As of April 16, 2020, there were more than two million confirmed infections of SARS-CoV-2, the virus responsible for Coronavirus Disease 2019 (COVID-19), around the world. In the battle against this rapidly expanding pandemic, successful COVID-19 community screening programs are essential for assessing infection prevalence, aiding identification of infected patients, and enacting appropriate treatment and quarantine protocols.
When initially screening for COVID-19 infections, many assay chemistries used Reverse Transcriptase PCR (RT-PCR) methods to detect live virus. This live virus method, however, has serious limitations that the healthcare community cannot ignore. RNA testing has high false negative rates with naso/oropharyngeal swab samples (30%–75% sensitivity during the first two weeks of infection) due to inconsistent swab technique or low viral titers in the sampled body compartments.1 If an individual receives false negative results, they may relax quarantine precautions and unintentionally expose others to the virus. Additionally, if materials such as nasopharyngeal swabs and extraction kits are in short supply, they limit test capacity and cap the number of assays that a testing site can perform. Moreover, live virus RNA-based assays only detect acute infection and cannot be used to capture meaningful data on individuals who have cleared the virus or provide immunity information.

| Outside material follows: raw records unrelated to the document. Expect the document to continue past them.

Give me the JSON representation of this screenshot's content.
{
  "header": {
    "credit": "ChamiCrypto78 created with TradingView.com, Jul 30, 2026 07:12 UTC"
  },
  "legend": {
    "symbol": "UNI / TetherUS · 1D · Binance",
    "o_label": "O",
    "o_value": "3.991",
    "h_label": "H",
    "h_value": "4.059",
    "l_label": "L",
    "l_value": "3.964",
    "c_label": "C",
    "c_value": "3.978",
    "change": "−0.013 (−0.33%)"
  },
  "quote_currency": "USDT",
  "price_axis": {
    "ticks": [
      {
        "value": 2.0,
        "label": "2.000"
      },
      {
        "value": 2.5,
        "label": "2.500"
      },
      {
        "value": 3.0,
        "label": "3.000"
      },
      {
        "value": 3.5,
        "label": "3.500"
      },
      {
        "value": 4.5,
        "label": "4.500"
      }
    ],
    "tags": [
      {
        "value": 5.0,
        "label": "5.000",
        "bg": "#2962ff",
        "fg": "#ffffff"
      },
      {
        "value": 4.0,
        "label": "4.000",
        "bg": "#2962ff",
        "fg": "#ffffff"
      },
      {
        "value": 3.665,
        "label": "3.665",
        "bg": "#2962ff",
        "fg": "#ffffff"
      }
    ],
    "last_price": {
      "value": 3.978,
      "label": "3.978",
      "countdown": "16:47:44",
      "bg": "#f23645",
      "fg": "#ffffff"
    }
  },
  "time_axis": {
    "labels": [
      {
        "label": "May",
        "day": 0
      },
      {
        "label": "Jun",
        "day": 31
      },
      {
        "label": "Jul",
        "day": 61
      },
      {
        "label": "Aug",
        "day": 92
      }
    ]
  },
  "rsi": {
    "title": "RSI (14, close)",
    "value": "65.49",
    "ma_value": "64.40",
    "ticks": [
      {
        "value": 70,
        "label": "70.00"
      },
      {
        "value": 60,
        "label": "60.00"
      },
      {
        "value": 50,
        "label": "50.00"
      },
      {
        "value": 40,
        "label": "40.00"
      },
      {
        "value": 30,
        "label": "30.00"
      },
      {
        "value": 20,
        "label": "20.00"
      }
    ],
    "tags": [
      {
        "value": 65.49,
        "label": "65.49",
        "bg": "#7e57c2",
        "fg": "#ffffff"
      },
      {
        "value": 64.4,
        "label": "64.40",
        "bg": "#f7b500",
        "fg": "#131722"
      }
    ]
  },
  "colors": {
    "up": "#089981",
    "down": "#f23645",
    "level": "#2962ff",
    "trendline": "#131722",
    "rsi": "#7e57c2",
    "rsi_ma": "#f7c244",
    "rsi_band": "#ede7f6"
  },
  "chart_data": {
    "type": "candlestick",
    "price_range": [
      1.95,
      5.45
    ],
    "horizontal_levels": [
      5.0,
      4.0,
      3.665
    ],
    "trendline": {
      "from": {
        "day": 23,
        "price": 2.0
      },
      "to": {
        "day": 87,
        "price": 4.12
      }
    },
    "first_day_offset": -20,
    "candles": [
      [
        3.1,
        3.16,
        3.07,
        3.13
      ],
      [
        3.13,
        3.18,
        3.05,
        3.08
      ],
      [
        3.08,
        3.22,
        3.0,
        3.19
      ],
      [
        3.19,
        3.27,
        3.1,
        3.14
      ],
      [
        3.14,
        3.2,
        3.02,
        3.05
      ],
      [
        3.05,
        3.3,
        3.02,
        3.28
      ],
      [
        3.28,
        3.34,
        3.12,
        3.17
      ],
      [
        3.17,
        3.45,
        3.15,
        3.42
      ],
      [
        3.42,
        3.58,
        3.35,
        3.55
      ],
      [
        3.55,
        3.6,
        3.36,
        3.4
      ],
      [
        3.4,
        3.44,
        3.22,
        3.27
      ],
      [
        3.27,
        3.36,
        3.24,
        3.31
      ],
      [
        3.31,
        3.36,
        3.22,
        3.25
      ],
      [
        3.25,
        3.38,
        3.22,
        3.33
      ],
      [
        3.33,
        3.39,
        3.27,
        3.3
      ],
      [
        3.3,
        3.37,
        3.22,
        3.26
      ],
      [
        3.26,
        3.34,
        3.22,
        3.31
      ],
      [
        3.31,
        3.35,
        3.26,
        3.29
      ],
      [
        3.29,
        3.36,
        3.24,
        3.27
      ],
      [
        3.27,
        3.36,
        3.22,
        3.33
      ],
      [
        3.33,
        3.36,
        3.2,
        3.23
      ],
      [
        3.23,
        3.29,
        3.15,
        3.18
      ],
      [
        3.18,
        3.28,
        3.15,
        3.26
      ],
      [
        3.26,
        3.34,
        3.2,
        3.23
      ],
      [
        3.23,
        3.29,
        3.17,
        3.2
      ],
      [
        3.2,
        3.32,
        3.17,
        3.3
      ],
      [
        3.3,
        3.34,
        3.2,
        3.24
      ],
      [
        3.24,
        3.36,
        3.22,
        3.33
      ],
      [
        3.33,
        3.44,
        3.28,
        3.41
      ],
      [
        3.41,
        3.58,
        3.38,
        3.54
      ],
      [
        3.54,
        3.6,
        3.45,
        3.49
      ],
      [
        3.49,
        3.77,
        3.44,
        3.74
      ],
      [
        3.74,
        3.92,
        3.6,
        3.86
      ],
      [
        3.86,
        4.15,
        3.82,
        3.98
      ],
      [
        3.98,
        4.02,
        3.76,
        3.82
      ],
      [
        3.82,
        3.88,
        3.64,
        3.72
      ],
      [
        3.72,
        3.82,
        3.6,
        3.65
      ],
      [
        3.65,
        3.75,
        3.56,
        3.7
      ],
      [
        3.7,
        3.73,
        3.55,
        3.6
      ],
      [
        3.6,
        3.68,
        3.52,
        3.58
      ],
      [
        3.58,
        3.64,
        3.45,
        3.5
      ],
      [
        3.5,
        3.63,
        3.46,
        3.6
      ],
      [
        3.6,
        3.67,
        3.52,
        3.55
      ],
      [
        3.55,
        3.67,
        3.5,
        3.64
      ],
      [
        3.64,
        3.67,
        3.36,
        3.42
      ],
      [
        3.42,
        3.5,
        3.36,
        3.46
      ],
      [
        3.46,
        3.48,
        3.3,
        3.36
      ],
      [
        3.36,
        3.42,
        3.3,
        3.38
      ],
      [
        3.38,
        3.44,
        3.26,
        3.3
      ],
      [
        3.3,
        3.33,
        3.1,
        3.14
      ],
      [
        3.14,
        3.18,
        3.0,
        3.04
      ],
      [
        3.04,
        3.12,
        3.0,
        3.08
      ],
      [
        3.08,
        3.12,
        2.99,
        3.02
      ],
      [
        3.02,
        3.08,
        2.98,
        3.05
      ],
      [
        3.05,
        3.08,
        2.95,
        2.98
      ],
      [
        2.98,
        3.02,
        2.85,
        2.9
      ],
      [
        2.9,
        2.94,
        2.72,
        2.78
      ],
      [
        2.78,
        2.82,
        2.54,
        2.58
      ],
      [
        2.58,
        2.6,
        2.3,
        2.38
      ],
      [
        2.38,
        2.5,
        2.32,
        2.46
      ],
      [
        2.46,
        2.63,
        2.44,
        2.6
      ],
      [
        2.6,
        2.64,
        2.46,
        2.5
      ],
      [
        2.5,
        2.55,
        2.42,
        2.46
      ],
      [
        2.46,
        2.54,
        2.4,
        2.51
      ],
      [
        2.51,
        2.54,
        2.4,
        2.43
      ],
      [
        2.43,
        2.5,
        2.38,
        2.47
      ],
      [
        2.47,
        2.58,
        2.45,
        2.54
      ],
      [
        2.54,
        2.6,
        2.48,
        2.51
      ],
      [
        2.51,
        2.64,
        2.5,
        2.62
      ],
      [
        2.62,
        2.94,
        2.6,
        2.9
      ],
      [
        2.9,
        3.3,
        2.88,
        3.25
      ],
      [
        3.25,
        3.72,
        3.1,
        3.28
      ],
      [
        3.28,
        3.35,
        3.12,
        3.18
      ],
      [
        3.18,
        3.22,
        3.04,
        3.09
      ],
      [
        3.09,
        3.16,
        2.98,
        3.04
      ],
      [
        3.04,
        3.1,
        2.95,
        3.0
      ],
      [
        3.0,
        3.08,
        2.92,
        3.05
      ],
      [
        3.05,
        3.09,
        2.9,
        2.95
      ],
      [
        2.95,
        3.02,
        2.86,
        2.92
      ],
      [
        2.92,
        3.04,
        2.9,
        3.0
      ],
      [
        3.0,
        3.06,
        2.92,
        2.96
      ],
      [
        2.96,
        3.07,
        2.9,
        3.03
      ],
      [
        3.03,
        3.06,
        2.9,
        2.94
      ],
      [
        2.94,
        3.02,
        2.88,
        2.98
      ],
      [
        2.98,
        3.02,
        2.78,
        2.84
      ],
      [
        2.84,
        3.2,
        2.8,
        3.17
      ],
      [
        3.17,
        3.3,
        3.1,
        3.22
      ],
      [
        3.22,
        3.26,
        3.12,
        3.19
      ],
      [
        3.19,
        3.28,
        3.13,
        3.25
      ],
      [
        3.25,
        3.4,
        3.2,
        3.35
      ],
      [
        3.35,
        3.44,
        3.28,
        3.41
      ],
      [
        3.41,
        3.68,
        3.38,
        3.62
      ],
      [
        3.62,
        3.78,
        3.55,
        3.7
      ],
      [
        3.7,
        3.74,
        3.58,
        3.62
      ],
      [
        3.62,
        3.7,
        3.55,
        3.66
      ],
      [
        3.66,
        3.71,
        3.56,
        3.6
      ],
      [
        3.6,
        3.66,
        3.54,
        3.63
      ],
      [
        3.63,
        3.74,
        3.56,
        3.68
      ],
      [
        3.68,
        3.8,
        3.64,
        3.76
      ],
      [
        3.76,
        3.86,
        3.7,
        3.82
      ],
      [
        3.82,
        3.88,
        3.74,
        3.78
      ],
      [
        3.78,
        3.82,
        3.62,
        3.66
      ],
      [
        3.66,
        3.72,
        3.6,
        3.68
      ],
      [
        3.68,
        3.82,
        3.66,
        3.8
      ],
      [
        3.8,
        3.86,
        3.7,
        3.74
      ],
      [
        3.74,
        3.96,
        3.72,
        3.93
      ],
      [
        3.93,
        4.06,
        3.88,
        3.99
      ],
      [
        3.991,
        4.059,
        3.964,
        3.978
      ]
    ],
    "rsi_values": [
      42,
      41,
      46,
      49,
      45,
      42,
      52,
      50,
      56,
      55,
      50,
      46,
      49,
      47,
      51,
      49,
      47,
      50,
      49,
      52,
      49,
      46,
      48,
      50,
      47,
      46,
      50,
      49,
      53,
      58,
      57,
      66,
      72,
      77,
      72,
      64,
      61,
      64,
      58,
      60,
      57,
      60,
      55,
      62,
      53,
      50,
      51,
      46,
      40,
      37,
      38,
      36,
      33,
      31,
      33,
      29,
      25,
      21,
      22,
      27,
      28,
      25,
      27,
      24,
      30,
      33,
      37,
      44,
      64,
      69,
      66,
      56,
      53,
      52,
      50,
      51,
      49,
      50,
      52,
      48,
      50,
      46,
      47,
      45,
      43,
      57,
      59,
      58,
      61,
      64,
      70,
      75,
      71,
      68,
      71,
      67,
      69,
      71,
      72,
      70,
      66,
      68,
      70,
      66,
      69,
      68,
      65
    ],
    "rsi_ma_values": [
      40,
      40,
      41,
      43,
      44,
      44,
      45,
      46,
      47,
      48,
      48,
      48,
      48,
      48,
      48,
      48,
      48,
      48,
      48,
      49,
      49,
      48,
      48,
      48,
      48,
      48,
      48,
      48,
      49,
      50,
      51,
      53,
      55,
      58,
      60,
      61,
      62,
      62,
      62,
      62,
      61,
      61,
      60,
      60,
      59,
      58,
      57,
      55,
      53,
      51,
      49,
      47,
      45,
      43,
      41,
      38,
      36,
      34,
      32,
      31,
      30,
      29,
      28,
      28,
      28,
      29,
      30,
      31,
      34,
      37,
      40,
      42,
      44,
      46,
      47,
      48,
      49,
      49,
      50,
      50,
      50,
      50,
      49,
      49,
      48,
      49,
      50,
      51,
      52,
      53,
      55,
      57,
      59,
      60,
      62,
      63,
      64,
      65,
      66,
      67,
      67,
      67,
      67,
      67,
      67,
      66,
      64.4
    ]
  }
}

With these limitations, it is clear that there is an urgent, unmet need for a sensitive and specific liquid biopsy test to complement live virus RNA-based assays and improve disease identification and tracking. Unlike live virus RNA-based assays, liquid biopsy DNA-based assays use qPCR to detect the individual’s antibody response to the pathogen, and so may provide information critical for serum-based immunotherapies. Those assay methods employ ELISA and lateral-flow, which may have a relatively low sensitivity leading to a high degree of false negatives, especially when a large proportion of infected individuals are in the acute disease stage and have low antibody levels.
Antibody Detection by Agglutination-PCR (ADAP) differs from traditional immunoassays in that it is a pure solution phase assay, it is well suited to detecting conformationally challenging antibodies, and it requires little in terms of input sample volume. The assay uses a pair of antigen-DNA conjugates to probe the sample target antibodies. If present, agglutination between the antibody and antigen, and ligation, leads to formation of a specific DNA amplicon detected by qPCR.